I sat through it, not squirming as much as feeling detached. There was no emotional connect, as character after character piled on bravado and bluster in the automated manner of updated robots.
Director Sanjay Leela Bhansali has taken to making epic-type films that beneath their grandeur manage to camouflage the caricatures his characters come across as. For a movie that spouted honour, it struck one as a weakling constantly seeking affirmation.
The primary criticism of Padmaavat has been from the feminist point of view, and because one actor Swara Bhasker has decided to reduce the whole female population of India to genitals while smartly trying to win brownies by flattering the director with terms like “brilliant auteur” as well as the online coteries by adding mandatory references to “today’s India”, I’ll address a few points:
Why exactly was she reduced to a vagina?
“Yes, women have vaginas, but they have more to them as well. So their whole life need not be focused on the vagina, and controlling it, protecting it, maintaining it’s purity. (Maybe in the 13th century that was the case, but in the 21st century we do not need to subscribe to these limiting ideas. We certainly do not need to glorify them.)”
You’ve got to be an obstetrician if that is all you see. This is ridiculous, whether the reference is to the film or to reality. Khilji has heard about Padmaavati’s beauty and wants to acquire her because “har nayaab cheez par hamara haq hai” (he has claims over every beautiful thing). His actions, at least according to this film, do not show him to be an aesthete and I’m afraid he does not appear to be terribly interested in the vagina either.
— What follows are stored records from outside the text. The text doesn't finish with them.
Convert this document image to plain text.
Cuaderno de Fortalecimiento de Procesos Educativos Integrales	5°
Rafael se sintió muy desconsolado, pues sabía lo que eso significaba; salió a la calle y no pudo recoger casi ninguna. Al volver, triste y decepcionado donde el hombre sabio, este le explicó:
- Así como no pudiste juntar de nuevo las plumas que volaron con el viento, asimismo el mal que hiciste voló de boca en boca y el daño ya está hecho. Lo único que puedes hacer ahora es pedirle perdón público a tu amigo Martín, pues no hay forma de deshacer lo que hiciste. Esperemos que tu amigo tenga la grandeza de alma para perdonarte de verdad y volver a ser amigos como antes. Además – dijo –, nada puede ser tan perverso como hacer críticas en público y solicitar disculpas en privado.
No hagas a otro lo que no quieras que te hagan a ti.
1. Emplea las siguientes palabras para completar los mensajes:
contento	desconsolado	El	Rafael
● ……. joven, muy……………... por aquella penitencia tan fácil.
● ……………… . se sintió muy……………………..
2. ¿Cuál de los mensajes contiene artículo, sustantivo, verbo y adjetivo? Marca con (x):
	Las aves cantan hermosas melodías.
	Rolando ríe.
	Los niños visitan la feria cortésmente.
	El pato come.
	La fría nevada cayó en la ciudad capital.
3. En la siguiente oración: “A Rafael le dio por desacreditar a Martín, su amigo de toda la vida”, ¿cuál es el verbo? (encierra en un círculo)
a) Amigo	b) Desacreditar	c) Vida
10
His lust is essentially about jerking off the excess pressure of immense power he imagines he has.
You can’t find the jauhar scene glorified and not have a problem with the glorification of a queen who conveniently married a married man and let the first wife get side-lined.
You cannot rant about being reduced to a vagina and not notice that this first wife was not only dehumanised, but desexualised as well. Padmaavati too spends more time trussing up her husband’s turban than any expression of amour.
You cannot have a problem with women choosing to end their lives instead of falling prey to the enemy and not flinch when men routinely speak of embracing death fighting the same enemy. What is so valorous about the latter? That they don’t have a vagina? So who is being reductive?
You can’t talk about Nirbhaya, the Delhi gangrape victim’s brave fight against her assaulters and not see Padmaavati fighting a similar threat. For all we know, had Khilji made it anywhere close to her she, a warrior herself, would have put up a good fight. All women do, unless they are muffled, shackled or rendered immobile. And people should just stop using rape and Dalit girls for their posh little consciences.
“I felt like all the ‘minor’ achievements that women and women’s movements have made over the years– like the right to vote, the right to own property, the right to education, equal pay for equal work…all of it was pointless; because we were back to basics.”
There is so much hyperbole here that it sounds like she is cloning Bhansali. Nobody, and certainly not rape victims, feels reduced to a vagina. They suffer from trauma not because their vagina was violated but because they were. I wish people would stop demoting the strides in law and social justice regarding women only to use it to make the self-righteous point that they, as opposed to the rest, care.
Even more appalling is the belief that cinema ought not to portray what may have happened without taking a moral position on it.
“I understand that Jauhar and Sati are a part of our social history…but then so were the lynchings of blacks by murderous white mobs in the 19th century in the US – sensational, shocking dramatic social occurrences. Does that mean one should make a film about it with no perspective on racism? Or, without a comment on racial hatred?”
Political correctness and vacuous op-eds are killing reportage and delineation. The creator would certainly be free to explore the material as s/he wishes, but that does not necessarily amount to an opinion. It is choosing what part of the landscape to focus on. Many do-gooder films that overtly comment do not flinch from sensationalising the evils they depict. Patina is not perspective. Just as binaries are no plausible response to cardboard portrayals.
Farzana Versey is a Mumbai-based writer.